Manifestations devant la base militaire française

Plusieurs centaines de jeunes de la ligne dure partisane du Président Laurent Gbagbo ont bruyamment manifesté lundi, devant la base militaire française à Abidjan, réclamant le départ des 4,000 soldats français qui patrouillent la zone tampon entre le gouvernement et les forces rebelles en Côte d'Ivoire.

Les manifestants qui appartiennent à des mouvements de jeunesse, plus connus sous l'appellation de "Jeunes Patriotes" ont allumé un feu devant la base militaire, près de l'aéroport international, et ont lancé des cailloux aux soldats français dans le périmètre de la clôture, après que ces derniers avaient essayé de disperser la foule avec des grenades lacrymogènes

Des résidents ont également rapporté que les manifestants réclamaient la "libération" immédiate du Nord du pays sous contrôle rebelle, dans le quartier de classe moyenne d'Adjamé.

M. Gbagbo est toutefois demeuré silencieux à propos d'un incident survenu dans la nuit de dimanche, lorsque des officiers non-identifiés ont fait irruption à la télévision et à la radio d'Etat pour exiger la démission du chef d'état-major, le Général Mathias Doué, le chef de l'armée de terre, le Général Denis Bombet et le Général Grégoire Touvoly, chef de la gendarmerie.

Les officiers non-identifiés, qui sont entrés dans les locaux de la télévision sans être inquiétés, ont exigé du Président qu'il démette le Général Doué de ses fonctions dans un délai de 48 heures.
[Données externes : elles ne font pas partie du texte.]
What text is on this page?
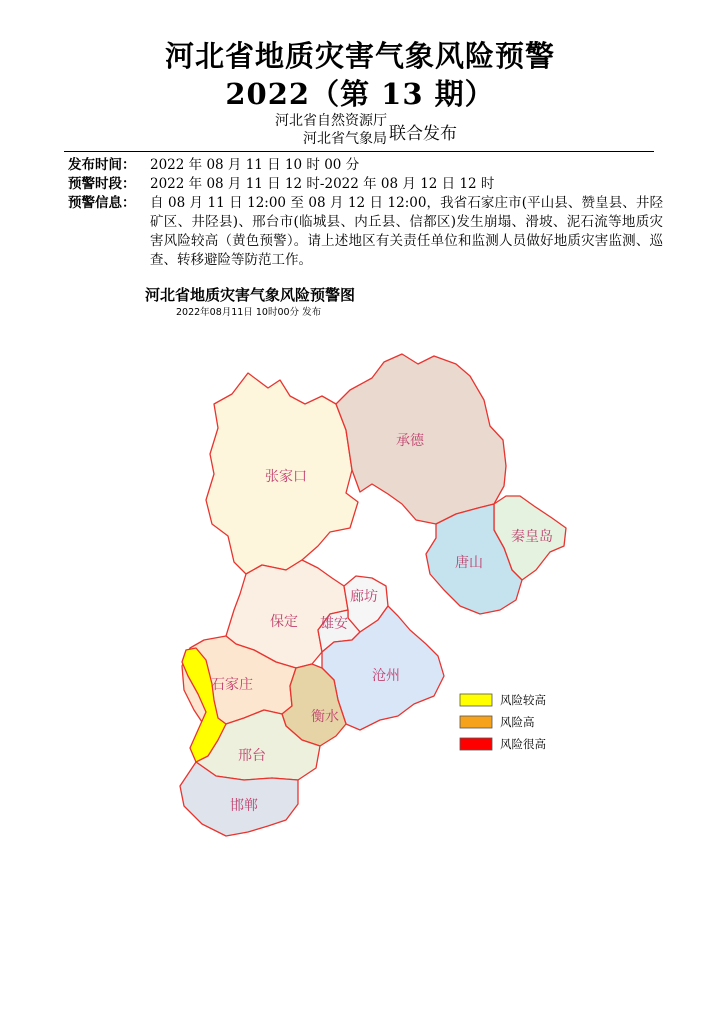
河北省地质灾害气象风险预警
2022（第 13 期）
河北省自然资源厅
河北省气象局 联合发布
发布时间： 2022 年 08 月 11 日 10 时 00 分
预警时段： 2022 年 08 月 11 日 12 时-2022 年 08 月 12 日 12 时
预警信息：	自 08 月 11 日 12:00 至 08 月 12 日 12:00，我省石家庄市(平山县、赞皇县、井陉矿区、井陉县)、邢台市(临城县、内丘县、信都区)发生崩塌、滑坡、泥石流等地质灾害风险较高（黄色预警）。请上述地区有关责任单位和监测人员做好地质灾害监测、巡查、转移避险等防范工作。
河北省地质灾害气象风险预警图
2022年08月11日 10时00分 发布
张家口
承德
秦皇岛
唐山
廊坊
保定 雄安
沧州
石家庄
衡水
邢台
邯郸
风险较高
风险高
风险很高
Ils lui ont également demandé d'ordonner le départ des soldats français de la ligne de front, afin que les forces gouvernementales puissent "libérer" le Nord de la Côte d'Ivoire sous domination rebelle.
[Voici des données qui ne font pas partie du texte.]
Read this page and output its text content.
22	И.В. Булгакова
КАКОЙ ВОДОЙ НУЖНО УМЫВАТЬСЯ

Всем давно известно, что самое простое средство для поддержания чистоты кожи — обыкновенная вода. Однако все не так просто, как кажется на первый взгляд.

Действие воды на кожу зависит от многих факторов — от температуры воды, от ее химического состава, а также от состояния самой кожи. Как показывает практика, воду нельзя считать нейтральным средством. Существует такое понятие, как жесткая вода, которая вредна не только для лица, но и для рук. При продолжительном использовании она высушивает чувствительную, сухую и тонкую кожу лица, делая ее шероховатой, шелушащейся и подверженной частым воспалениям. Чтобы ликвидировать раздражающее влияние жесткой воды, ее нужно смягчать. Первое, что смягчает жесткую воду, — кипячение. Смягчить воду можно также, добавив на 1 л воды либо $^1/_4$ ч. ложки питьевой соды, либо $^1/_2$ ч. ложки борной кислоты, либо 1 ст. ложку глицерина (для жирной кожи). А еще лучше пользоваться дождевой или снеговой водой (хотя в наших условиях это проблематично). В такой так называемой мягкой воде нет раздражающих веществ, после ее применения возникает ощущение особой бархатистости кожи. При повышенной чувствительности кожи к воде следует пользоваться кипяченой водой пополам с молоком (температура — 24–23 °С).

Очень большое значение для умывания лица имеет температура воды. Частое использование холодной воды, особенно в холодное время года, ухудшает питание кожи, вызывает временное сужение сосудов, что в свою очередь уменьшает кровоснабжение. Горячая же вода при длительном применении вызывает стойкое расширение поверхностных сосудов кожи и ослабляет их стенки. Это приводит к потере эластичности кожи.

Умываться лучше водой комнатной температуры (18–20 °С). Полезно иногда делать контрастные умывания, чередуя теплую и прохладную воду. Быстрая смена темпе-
Plus tôt dans la journée de dimanche, un groupe d'environ 200 jeunes pro-Gbagbo, escortés par environ 100 soldats de l'armée ivoirienne, a affronté les soldats de maintien de la paix français, alors qu'ils tentaient de marcher sur la capitale rebelle Bouaké, en traversant la zone tampon démilitarisée. Les deux camps ont échangé des tirs, et les Français ont détruit un tank de l'armée. Six soldats ivoiriens ont été blessés pendant l’altercation.

Les rebelles ont signé un accord de paix approuvé par M. Gbagbo en janvier, et ont rejoint un gouvernement de large ouverture de réconciliation nationale en avril. Ils ont cependant déserté les rangs ministériels en septembre, alors qu'ils devaient entamer le processus de désarmement quelques temps avant. Les rebelles ont revendiqué que M. Gbagbo avait failli en ne déléguant pas ses pleins pouvoirs au gouvernement, où ils comptaient neuf sièges.

Depuis lors, la situation de tension dans le pays s'est accrue. La semaine dernière, des affrontements ont eu lieu près de la ville de Gagnoa, au Centre-Ouest de la Côte d’Ivoire, entre des villageois de l'ethnie Bété, ethnie du Président Gbagbo, et plusieurs centaines de planteurs allogènes qui ont été délogés de leurs plantations de cacao. Sept personnes ont été déclarées mortes, dont un gendarme, au cours de combats intermittents .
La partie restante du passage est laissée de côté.